Ciclo C: XXVII Domingo del Tiempo Ordinario
Rosalino Dizon Reyes.
Dichosa tú que has creído (Lc 1, 45)
Dicen los apóstoles a Jesús: «Auméntanos la fe». Esa petición manifiesta la
actitud cristiana correcta.
Los verdaderos discípulos se reconocen pobres. Por eso, van pidiendo, buscando y
llamando. Viven por la fe; miran más allá de sí mismos para vivir y para no perder
la esperanza, el amor, la estabilidad, la visión, en momentos difíciles. Bien saben
que sin la visión se hundirán en el caos y que no subsitirán si no creen en el Señor
(Prov 29, 18; Is 7, 9).
Y en esta postura de fe y pequeñez les afirma Jesús. Se fija entrañablemente en
ellos y da por cierto que aun la fe pequeña de los pequeños que se abandonan en
los brazos de Dios, en la manera confiada de un niño en el regazo de su madre, les
capacita para obras increíbles. El que ha tomado la condición de esclavo les insta a
ponerse a plena disposición de Dios, siempre teniéndose por siervos inútiles.
De hecho, los hombres no le somos útiles a Dios. El omnipotente y autosuficiente
Creador de todas las cosas no tiene necesidad de templos, ni necesita que nadie
haga nada por él (Hch 17, 24-25). No come tampoco carne de toros ni bebe
sangre de machos cabríos (Sal 49, 13).
Somos nosotros quienes necesitamos alimentarnos de su carne y su sangre. Nos
hace un gran favor, llamándonos a servirle y a tomar parte en los duros trabajos
del evangelio. De él hemos recibido todo lo que tenemos, y es solo por su gracia
que somos capaces de algo provechoso—de lo que, según san Vicente de Paúl, los
misioneros deben persuadirse (Reglas Comunes de la C.M., XII, 14).
Con razón, pues, es más un místico que un asceta el compañero de Jesús (Papa
Francisco). Le importa al primero, antes que nada, permanecer en Jesús, mientras
el último, como un atleta, tiende a fiarse de su entrenamiento riguroso, sus propios
esfuerzos y habilidades. El místico no se congratula, no se deja llevar por la vana
complacencia (cf. Reglas Comunes de la C.M., XII, 3, 4); reconoce que no puede
hacer nada sin Jesús.
Da gracias, pero sin alabarse a sí mismo. No se fija en las transgresiones ajenas ni
para declararse superior a los demás ni para excusarse de las suyas.
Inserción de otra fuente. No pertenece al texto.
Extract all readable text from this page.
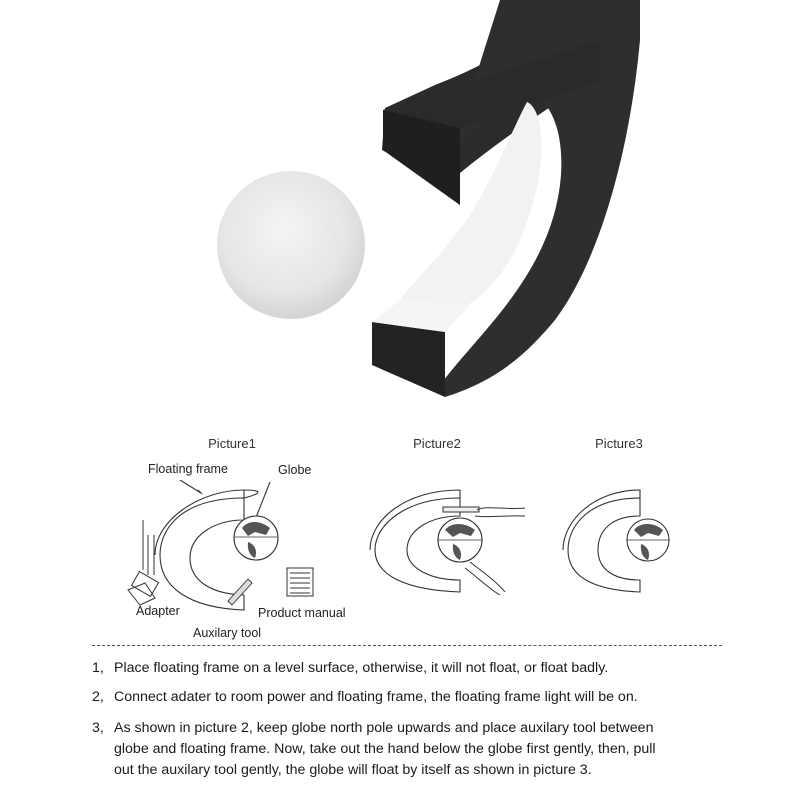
Picture1	Picture2	Picture3
Floating frame	Globe
Adapter	Product manual
Auxilary tool
1, Place floating frame on a level surface, otherwise, it will not float, or float badly.
2, Connect adater to room power and floating frame, the floating frame light will be on.
3, As shown in picture 2, keep globe north pole upwards and place auxilary tool between
globe and floating frame. Now, take out the hand below the globe first gently, then, pull
out the auxilary tool gently, the globe will float by itself as shown in picture 3.
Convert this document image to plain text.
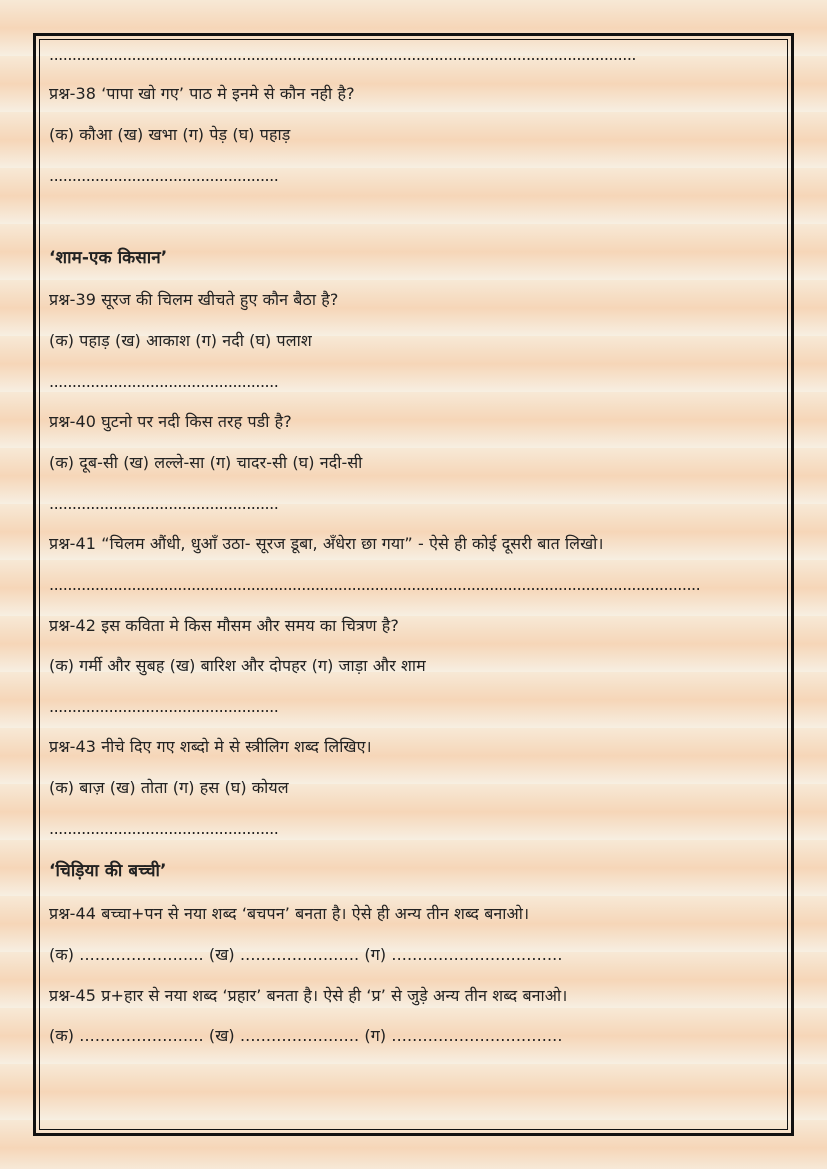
................................................................................................................................
प्रश्न-38 ‘पापा खो गए’ पाठ मे इनमे से कौन नही है?
(क) कौआ (ख) खभा (ग) पेड़ (घ) पहाड़
..................................................
‘शाम-एक किसान’
प्रश्न-39 सूरज की चिलम खीचते हुए कौन बैठा है?
(क) पहाड़ (ख) आकाश (ग) नदी (घ) पलाश
..................................................
प्रश्न-40 घुटनो पर नदी किस तरह पडी है?
(क) दूब-सी (ख) लल्ले-सा (ग) चादर-सी (घ) नदी-सी
..................................................
प्रश्न-41 “चिलम औंधी, धुआँ उठा- सूरज डूबा, अँधेरा छा गया” - ऐसे ही कोई दूसरी बात लिखो।
..............................................................................................................................................
प्रश्न-42 इस कविता मे किस मौसम और समय का चित्रण है?
(क) गर्मी और सुबह (ख) बारिश और दोपहर (ग) जाड़ा और शाम
..................................................
प्रश्न-43 नीचे दिए गए शब्दो मे से स्त्रीलिग शब्द लिखिए।
(क) बाज़ (ख) तोता (ग) हस (घ) कोयल
..................................................
‘चिड़िया की बच्ची’
प्रश्न-44 बच्चा+पन से नया शब्द ‘बचपन’ बनता है। ऐसे ही अन्य तीन शब्द बनाओ।
(क) ........................ (ख) ....................... (ग) .................................
प्रश्न-45 प्र+हार से नया शब्द ‘प्रहार’ बनता है। ऐसे ही ‘प्र’ से जुड़े अन्य तीन शब्द बनाओ।
(क) ........................ (ख) ....................... (ग) .................................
El verdadero
siervo de los siervos, que procura vivir según la noción cristiana de la autoridad (Mt
20, 26-28), se define y se sintetiza profunda, exacta y verdaderamente como «un
pecador en quien el Señor ha puesto los ojos» (Papa Francisco; cf. Lc 5, 8).
Así que quienes realmente siguen a Jesús no tienen pretensiones de superioridad
moral. No solo no se aferran al dinero; renuncian también toda pretensión de
certeza doctrinal superior. Tienen experiencia de dudas. Por eso, se empeñan en
discernir, admitiendo a la vez que «en todo discernimiento verdadero, abierto a la
confirmación de la consolación espiritual, está presente la incertidumbre» (Papa
Francisco). Los discípulos auténticos no se declaran omniscios, ni pretenden tener
respuestas a todas las preguntas, ni se conforman con un dios a medida suya. Son
descendientes de Abrahán, quien, por la fe, partió sin saber a dónde iba.
Tienen, claro, los ojos fijos en Jesús, el iniciador y consumador de la fe, el primero
de todos los pobres creyentes dichosos, quien, entregando su cuerpo y derramando
su sangre por nosotros pecadores, encomendó su espíritu a las manos del Padre.